Came to learn about Redux, finding myself learning a lot about pure functions and immutability... This is awesome!

Dan Abramov
Dan Abramov(instructor)
~ 9 years ago

I’m glad to have tricked you!

Liang
Liang
~ 9 years ago

"...todo" is like shallow copy? Would that be problematic if each todo obj is actually a more complicated and nested obj?

Dan Abramov
Dan Abramov(instructor)
~ 9 years ago

Yes, it will make a shallow copy. If you change a single field on it, it would not be a problem because you want to keep all other properties the same even if they are nested objects. Shallow copy is exactly what you need when you change a specific single field.

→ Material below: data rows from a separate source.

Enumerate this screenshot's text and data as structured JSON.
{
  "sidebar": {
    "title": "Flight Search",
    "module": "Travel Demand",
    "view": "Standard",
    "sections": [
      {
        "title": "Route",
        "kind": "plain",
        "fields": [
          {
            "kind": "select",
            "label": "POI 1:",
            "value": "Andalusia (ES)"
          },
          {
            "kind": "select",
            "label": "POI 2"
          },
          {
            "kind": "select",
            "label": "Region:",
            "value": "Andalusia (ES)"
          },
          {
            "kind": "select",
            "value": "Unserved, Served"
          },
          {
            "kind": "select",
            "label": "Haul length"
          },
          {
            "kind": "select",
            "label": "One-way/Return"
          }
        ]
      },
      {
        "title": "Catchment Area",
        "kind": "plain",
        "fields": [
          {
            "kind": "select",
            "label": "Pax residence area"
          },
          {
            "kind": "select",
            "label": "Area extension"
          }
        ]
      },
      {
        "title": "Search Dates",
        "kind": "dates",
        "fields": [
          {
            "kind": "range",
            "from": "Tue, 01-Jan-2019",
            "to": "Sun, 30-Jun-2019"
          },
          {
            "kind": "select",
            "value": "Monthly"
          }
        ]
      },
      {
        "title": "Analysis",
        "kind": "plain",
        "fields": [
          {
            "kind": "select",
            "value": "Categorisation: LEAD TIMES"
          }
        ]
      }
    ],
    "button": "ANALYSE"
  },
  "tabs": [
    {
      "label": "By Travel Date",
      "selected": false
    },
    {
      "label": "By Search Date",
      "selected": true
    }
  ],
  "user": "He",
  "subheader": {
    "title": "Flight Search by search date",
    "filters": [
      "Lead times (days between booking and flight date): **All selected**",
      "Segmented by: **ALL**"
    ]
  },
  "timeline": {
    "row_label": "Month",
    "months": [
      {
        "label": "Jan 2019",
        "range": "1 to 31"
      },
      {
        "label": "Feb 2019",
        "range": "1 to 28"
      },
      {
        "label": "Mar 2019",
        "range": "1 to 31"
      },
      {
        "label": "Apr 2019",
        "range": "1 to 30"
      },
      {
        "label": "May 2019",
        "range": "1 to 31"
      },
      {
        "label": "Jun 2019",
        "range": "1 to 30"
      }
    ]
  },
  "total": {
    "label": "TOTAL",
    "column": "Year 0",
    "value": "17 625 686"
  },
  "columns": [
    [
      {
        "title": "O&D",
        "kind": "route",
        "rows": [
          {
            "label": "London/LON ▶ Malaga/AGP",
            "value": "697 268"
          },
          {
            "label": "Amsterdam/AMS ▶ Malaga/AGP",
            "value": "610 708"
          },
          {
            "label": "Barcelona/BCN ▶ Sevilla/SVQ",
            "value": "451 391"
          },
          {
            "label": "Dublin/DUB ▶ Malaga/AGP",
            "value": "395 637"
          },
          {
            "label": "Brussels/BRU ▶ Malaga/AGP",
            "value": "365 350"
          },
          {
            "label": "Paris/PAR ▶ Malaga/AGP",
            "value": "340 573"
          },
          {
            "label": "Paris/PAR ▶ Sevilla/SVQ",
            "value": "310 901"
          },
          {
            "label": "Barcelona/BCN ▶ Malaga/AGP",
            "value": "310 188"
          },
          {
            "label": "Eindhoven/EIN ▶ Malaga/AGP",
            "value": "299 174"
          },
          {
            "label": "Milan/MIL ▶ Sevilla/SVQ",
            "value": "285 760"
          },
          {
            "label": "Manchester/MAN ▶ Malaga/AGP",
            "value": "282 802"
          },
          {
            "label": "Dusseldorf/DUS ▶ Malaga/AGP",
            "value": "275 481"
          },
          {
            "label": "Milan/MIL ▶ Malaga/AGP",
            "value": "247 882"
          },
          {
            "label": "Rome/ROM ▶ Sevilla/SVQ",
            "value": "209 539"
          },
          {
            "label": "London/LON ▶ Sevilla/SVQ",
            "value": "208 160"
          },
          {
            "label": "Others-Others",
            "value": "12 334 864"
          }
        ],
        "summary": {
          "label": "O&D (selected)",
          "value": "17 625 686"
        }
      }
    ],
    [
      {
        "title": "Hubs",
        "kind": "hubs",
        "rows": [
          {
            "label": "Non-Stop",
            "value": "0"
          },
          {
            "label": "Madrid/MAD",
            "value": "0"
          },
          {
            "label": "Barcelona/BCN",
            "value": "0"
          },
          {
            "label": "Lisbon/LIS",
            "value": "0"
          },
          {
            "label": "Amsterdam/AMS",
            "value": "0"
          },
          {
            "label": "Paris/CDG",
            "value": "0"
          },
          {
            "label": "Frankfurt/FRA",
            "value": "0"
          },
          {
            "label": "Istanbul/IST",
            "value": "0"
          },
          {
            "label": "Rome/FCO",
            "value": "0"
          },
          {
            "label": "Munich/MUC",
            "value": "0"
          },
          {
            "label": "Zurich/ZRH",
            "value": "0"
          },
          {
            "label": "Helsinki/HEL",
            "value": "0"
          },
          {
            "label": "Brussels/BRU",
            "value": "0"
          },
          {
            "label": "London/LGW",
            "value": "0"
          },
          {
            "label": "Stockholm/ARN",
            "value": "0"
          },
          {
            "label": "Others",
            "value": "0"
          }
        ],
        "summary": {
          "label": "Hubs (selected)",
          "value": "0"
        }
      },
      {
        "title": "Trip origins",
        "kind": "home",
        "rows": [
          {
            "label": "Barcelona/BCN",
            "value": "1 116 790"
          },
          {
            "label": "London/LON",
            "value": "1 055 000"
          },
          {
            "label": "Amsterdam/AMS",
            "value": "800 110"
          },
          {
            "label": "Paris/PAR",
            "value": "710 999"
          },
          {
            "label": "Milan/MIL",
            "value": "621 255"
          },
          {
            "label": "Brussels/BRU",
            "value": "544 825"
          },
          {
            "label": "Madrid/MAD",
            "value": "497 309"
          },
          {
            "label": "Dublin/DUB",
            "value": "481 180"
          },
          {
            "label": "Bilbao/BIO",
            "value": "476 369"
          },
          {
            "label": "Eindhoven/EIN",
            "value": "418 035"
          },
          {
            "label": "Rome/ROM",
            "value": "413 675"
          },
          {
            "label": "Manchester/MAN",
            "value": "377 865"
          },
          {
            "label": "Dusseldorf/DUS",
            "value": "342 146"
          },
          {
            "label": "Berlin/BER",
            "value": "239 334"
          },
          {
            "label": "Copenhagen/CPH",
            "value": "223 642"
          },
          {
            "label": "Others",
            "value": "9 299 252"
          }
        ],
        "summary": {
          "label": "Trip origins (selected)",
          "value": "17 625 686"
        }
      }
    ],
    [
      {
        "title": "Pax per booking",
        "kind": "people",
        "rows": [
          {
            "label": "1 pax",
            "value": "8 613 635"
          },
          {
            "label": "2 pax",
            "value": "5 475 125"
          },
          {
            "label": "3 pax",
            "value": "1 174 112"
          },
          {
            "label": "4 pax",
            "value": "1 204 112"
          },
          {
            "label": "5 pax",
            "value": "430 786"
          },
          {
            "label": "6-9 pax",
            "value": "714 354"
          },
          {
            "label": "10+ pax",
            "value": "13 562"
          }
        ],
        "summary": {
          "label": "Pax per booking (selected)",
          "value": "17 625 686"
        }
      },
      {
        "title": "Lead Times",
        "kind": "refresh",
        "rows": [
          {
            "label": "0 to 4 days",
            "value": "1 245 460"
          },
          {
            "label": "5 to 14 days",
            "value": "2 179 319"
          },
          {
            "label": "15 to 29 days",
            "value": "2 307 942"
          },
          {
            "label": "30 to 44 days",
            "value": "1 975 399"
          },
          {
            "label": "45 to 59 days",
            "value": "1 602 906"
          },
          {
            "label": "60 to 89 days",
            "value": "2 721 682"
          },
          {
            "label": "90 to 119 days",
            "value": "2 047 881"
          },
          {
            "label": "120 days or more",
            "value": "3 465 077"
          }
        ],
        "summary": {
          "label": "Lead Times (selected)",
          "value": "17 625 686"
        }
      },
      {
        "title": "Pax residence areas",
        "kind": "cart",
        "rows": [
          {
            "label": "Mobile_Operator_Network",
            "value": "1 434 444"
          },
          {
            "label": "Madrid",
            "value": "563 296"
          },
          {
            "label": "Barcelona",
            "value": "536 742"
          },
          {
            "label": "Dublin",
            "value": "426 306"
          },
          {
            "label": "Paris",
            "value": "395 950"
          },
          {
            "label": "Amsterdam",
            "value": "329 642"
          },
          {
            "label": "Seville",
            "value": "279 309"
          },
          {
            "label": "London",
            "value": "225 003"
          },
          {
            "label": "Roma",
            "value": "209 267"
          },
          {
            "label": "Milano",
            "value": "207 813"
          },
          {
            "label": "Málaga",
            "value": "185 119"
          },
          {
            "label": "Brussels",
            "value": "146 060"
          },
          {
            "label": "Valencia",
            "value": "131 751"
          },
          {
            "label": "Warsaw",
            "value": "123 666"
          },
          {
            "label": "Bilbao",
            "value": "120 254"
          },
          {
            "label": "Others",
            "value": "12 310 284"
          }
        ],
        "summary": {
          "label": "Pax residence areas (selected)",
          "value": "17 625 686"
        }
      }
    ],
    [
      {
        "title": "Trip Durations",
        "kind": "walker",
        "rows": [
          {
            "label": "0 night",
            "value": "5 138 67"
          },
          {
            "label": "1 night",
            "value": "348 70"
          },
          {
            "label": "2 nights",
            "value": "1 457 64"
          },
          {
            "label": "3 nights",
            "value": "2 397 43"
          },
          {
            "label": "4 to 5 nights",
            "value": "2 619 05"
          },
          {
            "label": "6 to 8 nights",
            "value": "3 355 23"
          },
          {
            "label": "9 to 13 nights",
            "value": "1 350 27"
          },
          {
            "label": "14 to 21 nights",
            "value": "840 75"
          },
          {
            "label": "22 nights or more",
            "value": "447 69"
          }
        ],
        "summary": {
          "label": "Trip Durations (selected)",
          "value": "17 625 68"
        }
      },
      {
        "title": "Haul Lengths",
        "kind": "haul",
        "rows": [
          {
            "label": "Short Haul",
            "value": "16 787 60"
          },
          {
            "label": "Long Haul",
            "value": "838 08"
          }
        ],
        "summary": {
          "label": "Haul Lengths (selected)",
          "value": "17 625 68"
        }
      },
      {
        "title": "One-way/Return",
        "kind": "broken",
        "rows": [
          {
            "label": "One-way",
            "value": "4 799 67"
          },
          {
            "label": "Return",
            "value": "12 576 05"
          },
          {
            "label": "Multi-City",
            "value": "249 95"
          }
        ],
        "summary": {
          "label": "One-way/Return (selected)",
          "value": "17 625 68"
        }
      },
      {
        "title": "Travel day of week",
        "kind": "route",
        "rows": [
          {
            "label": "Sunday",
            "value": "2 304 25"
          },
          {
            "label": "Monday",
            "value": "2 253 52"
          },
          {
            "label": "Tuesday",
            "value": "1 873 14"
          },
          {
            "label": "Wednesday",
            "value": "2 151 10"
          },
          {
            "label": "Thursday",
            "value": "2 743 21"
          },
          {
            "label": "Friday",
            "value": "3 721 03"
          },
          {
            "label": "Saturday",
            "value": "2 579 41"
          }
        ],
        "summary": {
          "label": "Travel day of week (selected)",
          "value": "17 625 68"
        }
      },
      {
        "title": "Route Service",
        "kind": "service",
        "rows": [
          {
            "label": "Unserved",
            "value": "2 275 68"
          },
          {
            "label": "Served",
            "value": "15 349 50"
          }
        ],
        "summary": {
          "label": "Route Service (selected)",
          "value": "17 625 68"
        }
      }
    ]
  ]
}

However if you want to perform a deep change it will be more complicated: you will need to shallowly copy all objects “on the way to” that change. This is exactly where you’d use the reducer composition pattern again, to delegate updating some field to a subreducer.

jean-michel
jean-michel
~ 9 years ago

while Object.assign() would do the job, curious to know why you have not mention the usage of lodash

The following would do the job with the pure function constraint respected

function toggleTodo(todo) { return .assign(.clone(todo), {completed: !todo.completed}); };

~ 8 years ago

It seems the spread operator in object deconstruction is not supported by ES6.

http://stackoverflow.com/questions/31115276/ecmascript-6-spread-operator-in-object-deconstruction-support-in-typescript-and

Jiwon
Jiwon
~ 8 years ago

This course is very helpful to understand redux and es6. Thank you for Dan!! Good job!

Christian
Christian
~ 7 years ago

Avoiding object mutations is made way easier with Immutable JS:

const { Map } = Immutable;

const toggleTodo = todo => {
  return todo.update("completed", completed => !completed);
};

const testToggleTodo = () => {
  const todoBefore = Map({
    id: 0,
    text: "Learn Redux",
    completed: false
  });
  const todoAfter = Map({
    id: 0,
    text: "Learn Redux",
    completed: true
  });

  expect(toggleTodo(todoBefore)).toEqual(todoAfter);
  expect(todoBefore.get("completed")).toEqual(false);
};

testToggleTodo();
console.log("All tests passed.");
Charles Owen
Charles Owen
~ 7 years ago

This may be merely a question of semantics, but according to the documentation on MDN, Object.assign does not merely copy properties from source to target, rather it calls getters on the source and setters on the target.

"The Object.assign() method only copies enumerable and own properties from a source object to a target object. It uses [[Get]] on the source and [[Set]] on the target, so it will invoke getters and setters. Therefore it assigns properties versus just copying or defining new properties."